Top critical review
187 people found this helpful
Violent Python Libraries
on December 3, 2012
Violent python is an introductory level book on python with a introductory look at security concepts in general. It is great for those who are new to the language and would like example use cases of simplistic security tools, but not for those who want to understand Python, deeply understand the security concepts covered, or using python for reliable tools.
Problems I had:
1.) This book is about python libraries and interacting with them and other programs. It is not about understanding the attack and implementing them in Python. Sure, some may be required for ease to the beginner when it comes to forensics, communicating with ssh, or integrating with other tools for complex protocols like SMB, but anything else is really not fair to those who may not be able to use the library, who have problems and need to understand why, or those who want to understand what is happening on a lower level. Examples:
1a.) Use ftplib for your ftp bruteforcer.
1b.) Use zipfile to crack zip archives.
1c.) Use os to send metasploit exploit code (your own 'conficker')/os to use msfpayload to bypass a/v.
1d.) Use smtplib to communicate with smtp (regardless of the functions being ironically similiar to the real commands).
The problem with this is it doesn't teach you how these libraries work. For example, one should show the person how to interact with FTP with the sockets library, what to send, what to look for, and then show them the easy libraries.

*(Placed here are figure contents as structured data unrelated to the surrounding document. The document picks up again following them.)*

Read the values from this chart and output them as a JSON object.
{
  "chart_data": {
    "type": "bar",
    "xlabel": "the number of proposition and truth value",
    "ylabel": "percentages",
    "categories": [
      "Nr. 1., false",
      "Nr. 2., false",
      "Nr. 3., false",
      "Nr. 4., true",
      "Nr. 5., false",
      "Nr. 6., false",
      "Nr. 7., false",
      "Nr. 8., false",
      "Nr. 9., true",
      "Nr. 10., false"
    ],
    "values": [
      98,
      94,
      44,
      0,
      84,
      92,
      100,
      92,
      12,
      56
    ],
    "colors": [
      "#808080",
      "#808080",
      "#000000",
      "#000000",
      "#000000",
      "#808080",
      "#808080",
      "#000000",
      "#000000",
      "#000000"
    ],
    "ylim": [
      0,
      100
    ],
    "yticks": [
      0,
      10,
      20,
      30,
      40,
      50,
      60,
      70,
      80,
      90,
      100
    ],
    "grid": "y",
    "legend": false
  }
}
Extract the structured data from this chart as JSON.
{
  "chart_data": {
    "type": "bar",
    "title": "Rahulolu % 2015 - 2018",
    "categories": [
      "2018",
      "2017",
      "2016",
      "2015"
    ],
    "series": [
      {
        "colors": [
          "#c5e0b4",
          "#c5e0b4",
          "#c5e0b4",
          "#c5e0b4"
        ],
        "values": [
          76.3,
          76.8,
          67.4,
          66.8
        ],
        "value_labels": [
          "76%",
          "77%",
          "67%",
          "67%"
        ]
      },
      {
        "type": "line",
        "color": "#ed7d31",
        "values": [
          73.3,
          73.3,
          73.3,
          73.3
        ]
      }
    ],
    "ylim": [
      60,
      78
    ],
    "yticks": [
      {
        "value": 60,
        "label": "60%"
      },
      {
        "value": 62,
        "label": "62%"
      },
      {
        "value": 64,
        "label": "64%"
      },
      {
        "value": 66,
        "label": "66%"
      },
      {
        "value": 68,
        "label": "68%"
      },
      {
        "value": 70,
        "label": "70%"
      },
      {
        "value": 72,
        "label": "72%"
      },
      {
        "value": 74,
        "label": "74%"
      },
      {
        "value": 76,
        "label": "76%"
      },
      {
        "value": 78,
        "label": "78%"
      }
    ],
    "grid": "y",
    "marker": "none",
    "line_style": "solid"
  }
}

As previosly stated, it also doesn't prepare them for issues (like programs that don't like complying with rfc standards).
2.) More exception handling. The socket code is not helpfully handled on all stages of attempted connection. Debugging why something isn't working for a beginner is going to be a nightmare especially later on for point 3. He talks about exception handling, but integrates it very loosely. This plays into many people's issues on other sites with the author's script quality. Good exception handling or even print statements should be covered if you're going to be teaching a new person and something breaks on them.
3.) Thread safety doesn't seem to be an issue that's handled. Because of the GIL (global interpreter lock) threads can not expand cores when using cython (the default python interpreter). This means that you have a thread limit on the process/core and this causes problems for speed and for thread handling when you start really using it. When doing a portscan or communicating to a server with threads, the host or port may go down, you may get blocked, etc. and the thread can die. It becomes a huge problem especially because it doesn't maintain state and doesn't resend a failed attempt. But violent python libraries strike again and you'll just integrate nmap scans for your portscans anyway.
Well, with the issues out of the way, let's talk about what this book does well. I do believe that the forensics sections of this book are good. The descriptions are more in-depth and I've always seen forensics as "what do I have in my toolbag", which makes sense when bringing in all of the thirdparty libraries for the forensics sections. Then it gets down to using scapy. Once he starts using scapy, everything is much more informative due to the level and quality of information. No longer are you using a library for....logging into an ftp server, but you start crafting and analyzing packets raw packets. This allows a much needed understanding of what is happening in the script and with the packets/network at the same time.